Selama bulan November 2025, penjualan mobil telah menarik perhatian dengan kejutan yang dihadirkan oleh BYD Atto 1, yang kembali mencatatkan diri sebagai mobil terlaris di Indonesia. Meskipun mengalami penurunan penjualan dibanding bulan sebelumnya, Atto 1 masih unggul jauh dibanding berbagai rivalnya, seperti Toyota Kijang Innova dan Daihatsu Gran Max.
Berdasarkan data wholesales dari Gabungan Industri Kendaraan Bermotor Indonesia (Gaikindo), BYD Atto 1 mencapai penjualan sebanyak 8.333 unit. Meskipun angka ini turun dari 9.396 unit pada bulan Oktober, posisi teratasnya tetap tak tergoyahkan.
Kendaraan ini menunjukkan dominasi yang signifikan di pasar, dengan Kijang Innova yang mencatatkan angka wholesales sebanyak 4.475 unit. Pemain lain di pasar bahkan lebih jauh tertinggal, yang menandakan persaingan yang cukup ketat di industri otomotif Indonesia.
Dinamika Penjualan Mobil di Indonesia
Pada bulan November, penjualan total mobil di seluruh Indonesia tercatat mencapai 74.252 unit, mengalami sedikit peningkatan sebesar 0,3 persen dibandingkan bulan sebelumnya. Sementara itu, penjualan retail juga mengalami pertumbuhan, naik hingga 6,1 persen dengan angka mencapai 79.310 unit.
Penjualan yang meningkat ini tentu saja membawa harapan baru bagi para pelaku industri otomotif. Meskipun demikian, Toyota masih mempertahankan posisinya sebagai penguasa pasar, meskipun Honda semakin tertinggal di belakang, terutama dibandingkan dengan merek-merek asal China yang semakin meraih pangsa pasar.
Secara keseluruhan, total wholesales dari Januari hingga November 2025 mencapai 710.084 unit. Ini mencerminkan penurunan sebesar 9,6 persen dibandingkan dengan periode yang sama tahun sebelumnya, yang mengindikasikan adanya tantangan bagi beberapa merek untuk tetap bersaing.

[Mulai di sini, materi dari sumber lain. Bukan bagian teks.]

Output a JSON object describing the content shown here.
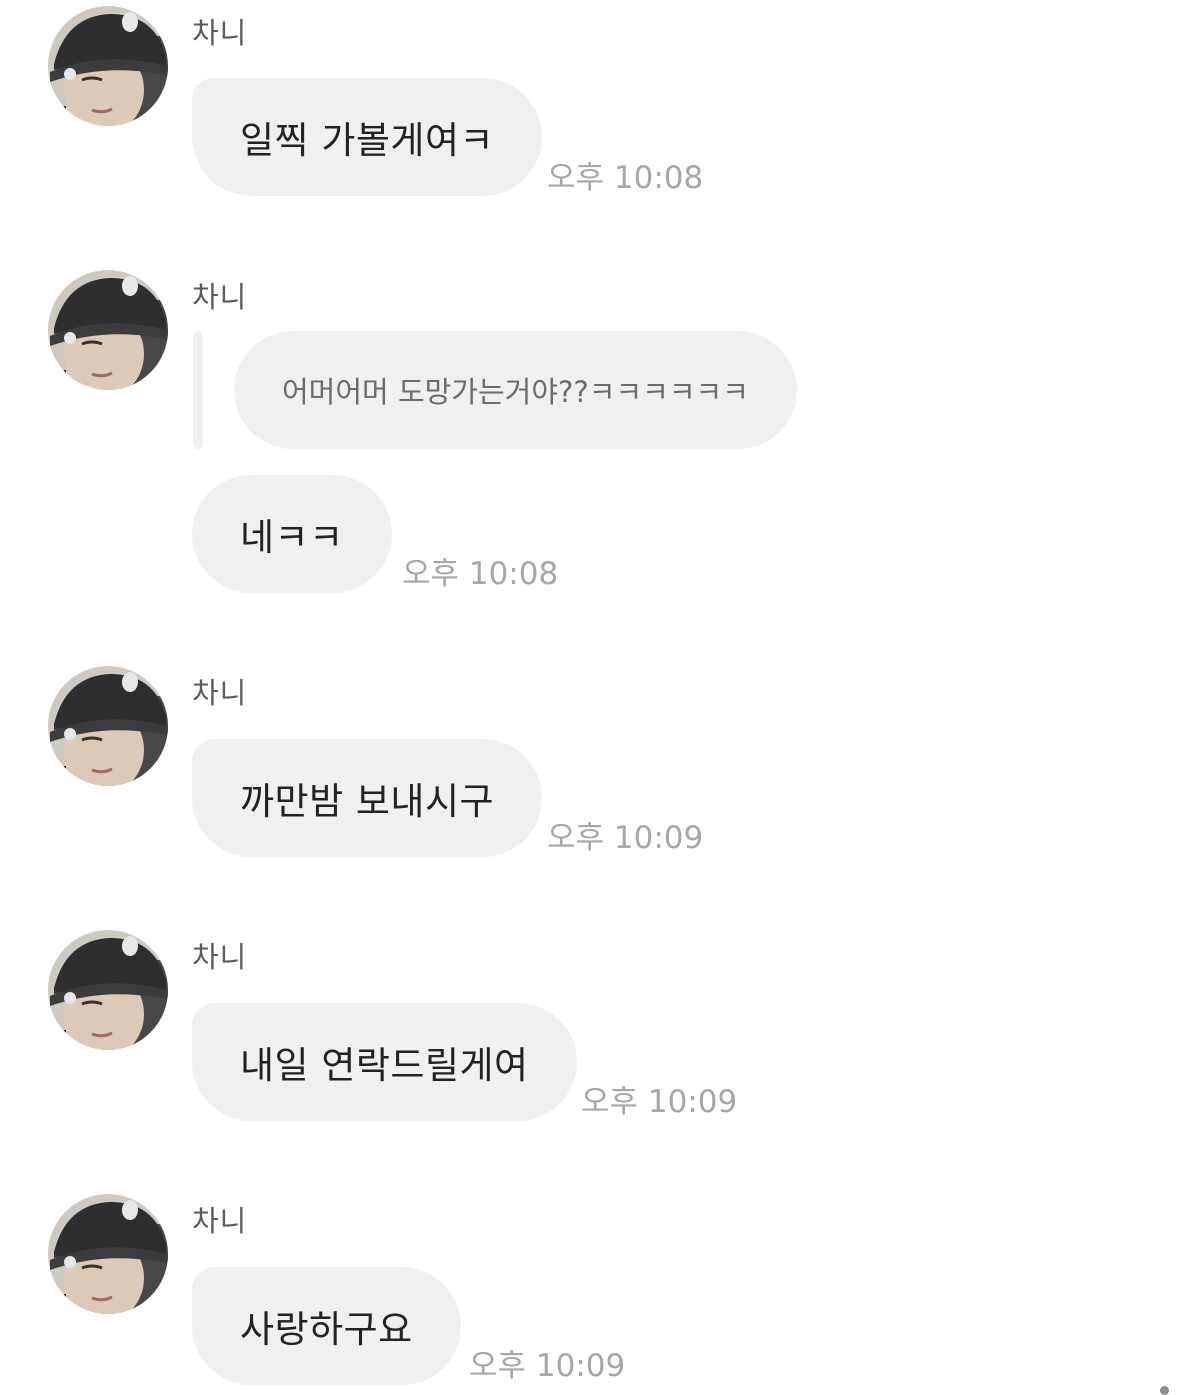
{
  "chat": {
    "avatar_icon": "profile-photo-icon",
    "messages": [
      {
        "sender": "차니",
        "text": "일찍 가볼게여ㅋ",
        "time": "오후 10:08"
      },
      {
        "sender": "차니",
        "quoted_text": "어머어머 도망가는거야??ㅋㅋㅋㅋㅋㅋ",
        "text": "네ㅋㅋ",
        "time": "오후 10:08"
      },
      {
        "sender": "차니",
        "text": "까만밤 보내시구",
        "time": "오후 10:09"
      },
      {
        "sender": "차니",
        "text": "내일 연락드릴게여",
        "time": "오후 10:09"
      },
      {
        "sender": "차니",
        "text": "사랑하구요",
        "time": "오후 10:09"
      }
    ]
  },
  "colors": {
    "bubble": "#f0f0f2",
    "text": "#222226",
    "sender": "#5b5b5f",
    "time": "#a6a6ab"
  }
}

Perbandingan Penjualan Bulan November dan Oktober 2025
Saat melihat perbandingan antara penjualan bulan November dan Oktober, terlihat jelas bahwa BYD Atto 1 mengalami penurunan tetapi masih unggul secara signifikan. Kendaraan lain yang berhasil masuk dalam daftar penjualan teratas menunjukkan kestabilan relatif, dengan beberapa merek masih mampu bertahan di posisi atas.
Kijang Innova dan Daihatsu Gran Max terus bersaing ketat, dengan perolehan yang hampir sama. Selain itu, mobil-mobil seperti Avanza dan Carry juga menunjukkan daya tarik di kalangan konsumen.
Namun, penurunan penjualan total nasional menunjukkan adanya dampak dari kondisi ekonomi yang mungkin mempengaruhi daya beli masyarakat. Ini bisa menjadi tantangan bagi para produsen untuk berinovasi dan tetap berkompetisi.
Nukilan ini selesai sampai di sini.